Sta meditando, ci sta pensando su con gran ponderatezza. Si tratta del terrorista pakistano Khalid Sheikh Mohammed, considerato una delle “menti” che hanno organizzato l’attacco dell’11 settembre alle Twin Towers.

Secondo le news, i suoi legali hanno inoltrato una nota alla Corte distrettuale di Manhattan in cui viene manifestata la volontà di confessare e dichiararsi colpevole, pur di non essere condannato alla pena di morte.

Una “maturazione” parecchio lunga, visto che questa stessa decisione era stata già presa 11 anni fa, quando nel 2008 i legali presentarono al giudice un’analoga istanza.

Sorge spontanea la domanda: come mai è trascorso inutilmente tanto tempo? Un ripensamento o cosa?

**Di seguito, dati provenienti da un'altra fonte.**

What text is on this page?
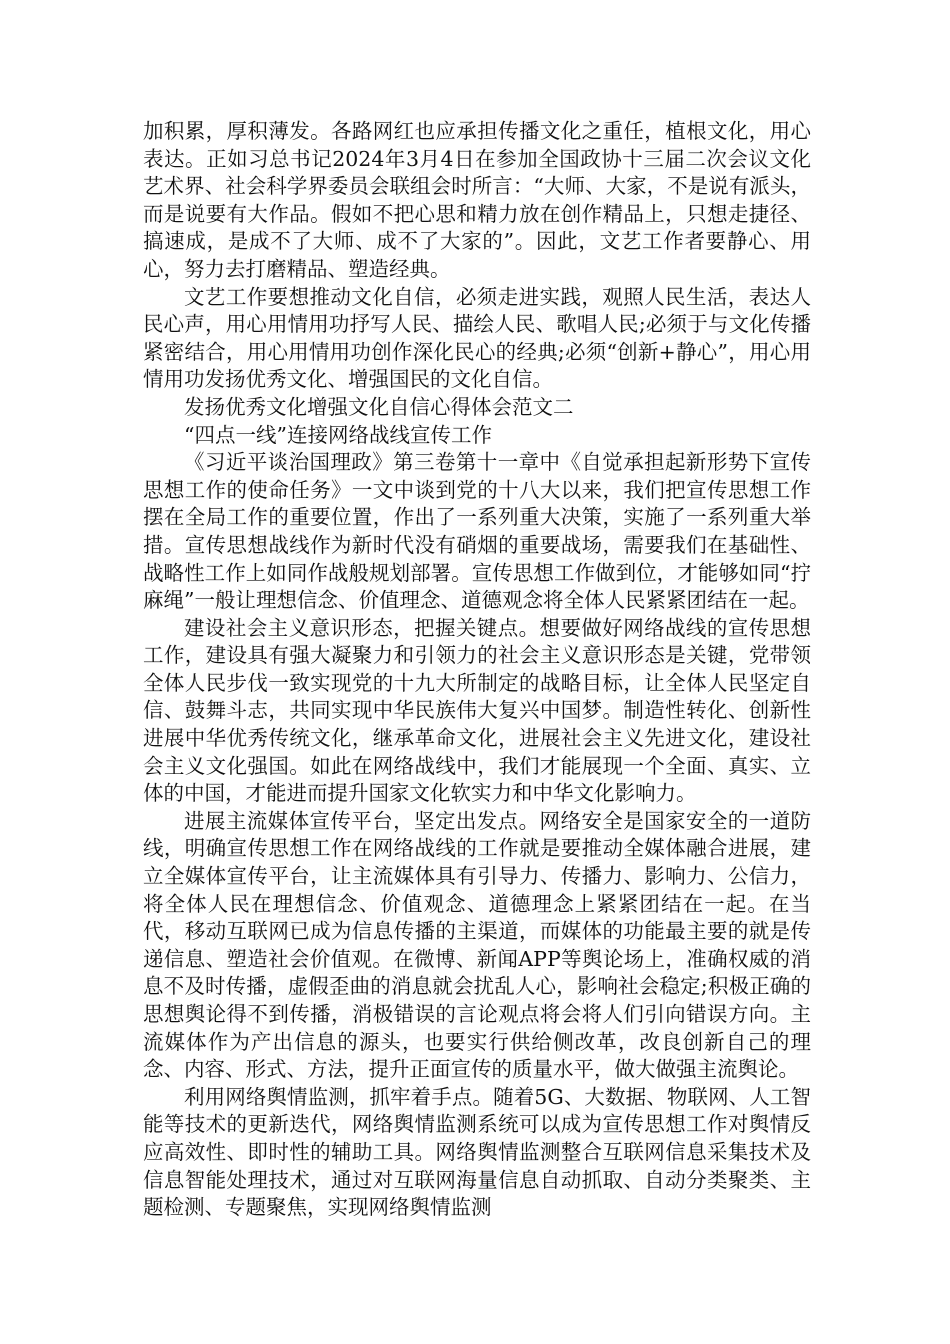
加积累，厚积薄发。各路网红也应承担传播文化之重任，植根文化，用心表达。正如习总书记2024年3月4日在参加全国政协十三届二次会议文化艺术界、社会科学界委员会联组会时所言：“大师、大家，不是说有派头，而是说要有大作品。假如不把心思和精力放在创作精品上，只想走捷径、搞速成，是成不了大师、成不了大家的”。因此，文艺工作者要静心、用心，努力去打磨精品、塑造经典。

文艺工作要想推动文化自信，必须走进实践，观照人民生活，表达人民心声，用心用情用功抒写人民、描绘人民、歌唱人民;必须于与文化传播紧密结合，用心用情用功创作深化民心的经典;必须“创新+静心”，用心用情用功发扬优秀文化、增强国民的文化自信。

发扬优秀文化增强文化自信心得体会范文二

“四点一线”连接网络战线宣传工作

《习近平谈治国理政》第三卷第十一章中《自觉承担起新形势下宣传思想工作的使命任务》一文中谈到党的十八大以来，我们把宣传思想工作摆在全局工作的重要位置，作出了一系列重大决策，实施了一系列重大举措。宣传思想战线作为新时代没有硝烟的重要战场，需要我们在基础性、战略性工作上如同作战般规划部署。宣传思想工作做到位，才能够如同“拧麻绳”一般让理想信念、价值理念、道德观念将全体人民紧紧团结在一起。

建设社会主义意识形态，把握关键点。想要做好网络战线的宣传思想工作，建设具有强大凝聚力和引领力的社会主义意识形态是关键，党带领全体人民步伐一致实现党的十九大所制定的战略目标，让全体人民坚定自信、鼓舞斗志，共同实现中华民族伟大复兴中国梦。制造性转化、创新性进展中华优秀传统文化，继承革命文化，进展社会主义先进文化，建设社会主义文化强国。如此在网络战线中，我们才能展现一个全面、真实、立体的中国，才能进而提升国家文化软实力和中华文化影响力。

进展主流媒体宣传平台，坚定出发点。网络安全是国家安全的一道防线，明确宣传思想工作在网络战线的工作就是要推动全媒体融合进展，建立全媒体宣传平台，让主流媒体具有引导力、传播力、影响力、公信力，将全体人民在理想信念、价值观念、道德理念上紧紧团结在一起。在当代，移动互联网已成为信息传播的主渠道，而媒体的功能最主要的就是传递信息、塑造社会价值观。在微博、新闻APP等舆论场上，准确权威的消息不及时传播，虚假歪曲的消息就会扰乱人心，影响社会稳定;积极正确的思想舆论得不到传播，消极错误的言论观点将会将人们引向错误方向。主流媒体作为产出信息的源头，也要实行供给侧改革，改良创新自己的理念、内容、形式、方法，提升正面宣传的质量水平，做大做强主流舆论。

利用网络舆情监测，抓牢着手点。随着5G、大数据、物联网、人工智能等技术的更新迭代，网络舆情监测系统可以成为宣传思想工作对舆情反应高效性、即时性的辅助工具。网络舆情监测整合互联网信息采集技术及信息智能处理技术，通过对互联网海量信息自动抓取、自动分类聚类、主题检测、专题聚焦，实现网络舆情监测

Khalid Sheikh Mohammed venne arrestato nel 2003 a Rawalpindi, poi trasferito nel supercarcere di Guantanamo. Dove è stato sottoposto, per la bellezza di 183 volte, ad una delle peggiori forme di tortura: il cosiddetto “waterbording”, che solitamente si vede nei film di guerra e spionaggio, un panno in faccia e litri d’acqua fino quasi al soffocamento.

Ferdinando Imposimato

Ma cosa dovrebbe rivelare il terrorista? Accusare l’Arabia Saudita di essere il “mandate” e organizzatore dell’attentato alle Torri gemelle. Tutto ciò rientra anche in un processo intentato dai parenti delle vittime che ancora cercano disperatamente una verità ufficiale.

Per la verità Barack Obama decise già anni fa la desecretazione di alcuni importanti documenti dell’intelligence, da cui saltarono fuori in modo palese quelle responsabilità, sempre negate dall’Arabia Saudita, che all’epoca dei fatti era – come è ancora oggi – uno stretto alleato degli americani.

Ma gli Usa temono la confessione del terrorista. Perché nel corso del processo potrebbe emergere non solo il ruolo dell’Arabia Saudita, ma anche quello degli Stati Uniti e dell’amministrazione Bush.

Proprio come ha dimostrato, carte e documenti alla mano, Giulietto Chiesa in un esplosivo libro e Ferdinando Imposimato in uno studio che gli venne commissionato, dieci anni fa, dal Tribunale dell’Aja per i crimini di guerra.

E allora emergeva con grande chiarezza la figura di un altro terrorista, Mohammed Atta, principale organizzatore dell’attentato ma – attenzione – uomo eterodiretto dalla Cia. L’intelligence a stelle e strisce, infatti, ne ha seguito passo passo tutti gli spostamenti tra l’Europa e gli States, e all’interno degli stessi Usa, per oltre un anno. Era libero di volare da un aeroporto all’altro, Atta, e perfino di frequentare una scuola di addestramento al volo. Movimenti ben noti alla Cia e all’Fbi, che avevano avuto modo più volte di allertare i vertici della Casa Bianca.

Ma come mai procure e tribunali americani non hanno mai voluto approfondire quella pista? Come del resto i rapporti tra la famiglia Bush e quella dei bin Laden?